Die persönliche Sprache, die Lukáš’ musikalischen Stil auszeichnet, ist eine Synthese aus traditionellen Ausdrucksmitteln und Techniken der Gegenwart. Die Harmonik und Melodik folgen modaler Logik, komplexe metrische Strukturen werden auf mehreren Ebenen verbunden und die Musik ist von einem Sinn für Klangfarben inspiriert. Charakteristisch für Lukáš’ Werke ist sein melodischer Einfallsreichtum. Die Melodie bildet gleichsam den Schwerpunkt seiner Kompositionen. Häufig verwendet er eine so genannte oktatonische Skala, in der sich große und kleine Sekundschritte abwechseln; daraus resultiert ein zusätzlicher Ton innerhalb der Oktave, etwa C-D-Es-F-Ges-As-A-H-C. Ein wesentliches Kennzeichen seiner Musik ist auch der starke Sinn für Rhythmik und Metrik, der seiner genauen Kenntnis von Volksliedern und -tänzen entspringt. In seiner Beherrschung der Form, in der häufig Rondo-Elemente auftauchen, wird die außergewöhnliche Fähigkeit des Komponisten offenbar, latentes Potenzial für die kompositorische Ausgestaltung seiner Ideen aufzuspüren.

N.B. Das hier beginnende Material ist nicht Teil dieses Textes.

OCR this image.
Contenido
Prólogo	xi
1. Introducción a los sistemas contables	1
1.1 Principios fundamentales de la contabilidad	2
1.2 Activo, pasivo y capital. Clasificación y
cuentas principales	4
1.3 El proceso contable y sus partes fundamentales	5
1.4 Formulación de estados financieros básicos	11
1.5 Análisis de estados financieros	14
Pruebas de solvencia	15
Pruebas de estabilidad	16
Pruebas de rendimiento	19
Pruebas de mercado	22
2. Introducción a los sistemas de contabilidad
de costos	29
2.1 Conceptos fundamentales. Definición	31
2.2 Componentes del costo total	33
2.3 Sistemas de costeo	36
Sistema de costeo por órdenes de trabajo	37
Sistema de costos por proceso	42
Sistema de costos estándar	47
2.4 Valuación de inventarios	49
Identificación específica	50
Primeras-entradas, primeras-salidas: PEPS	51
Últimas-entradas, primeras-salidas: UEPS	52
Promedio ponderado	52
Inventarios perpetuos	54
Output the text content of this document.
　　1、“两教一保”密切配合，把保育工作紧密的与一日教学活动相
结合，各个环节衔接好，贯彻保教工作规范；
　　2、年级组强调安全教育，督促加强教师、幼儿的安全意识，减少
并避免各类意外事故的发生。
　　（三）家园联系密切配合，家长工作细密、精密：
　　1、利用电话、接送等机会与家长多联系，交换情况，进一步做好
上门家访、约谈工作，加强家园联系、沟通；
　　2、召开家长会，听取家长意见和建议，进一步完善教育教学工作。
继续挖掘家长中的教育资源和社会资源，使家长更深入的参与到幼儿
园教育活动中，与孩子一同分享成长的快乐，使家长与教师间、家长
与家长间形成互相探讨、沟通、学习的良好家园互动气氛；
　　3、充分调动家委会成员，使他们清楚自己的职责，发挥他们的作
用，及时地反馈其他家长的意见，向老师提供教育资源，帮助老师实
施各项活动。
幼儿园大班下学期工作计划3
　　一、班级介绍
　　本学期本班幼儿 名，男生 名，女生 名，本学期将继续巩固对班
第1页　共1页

Zdenek Lukáš’ Schaffen umfasst über 330 Werke, für die er zahlreiche internationale Preise erhalten hat, darunter sechs Sinfonien, viele konzertante Instrumentalwerke, mehrere Opern, Kammermusik und eine reiche Sammlung von Chor- und Vokalkompositionen. Lukáš’ Werke werden häufig bei den wichtigsten tschechischen Festivals aufgeführt und erfreuen sich auch international großer Aufmerksamkeit.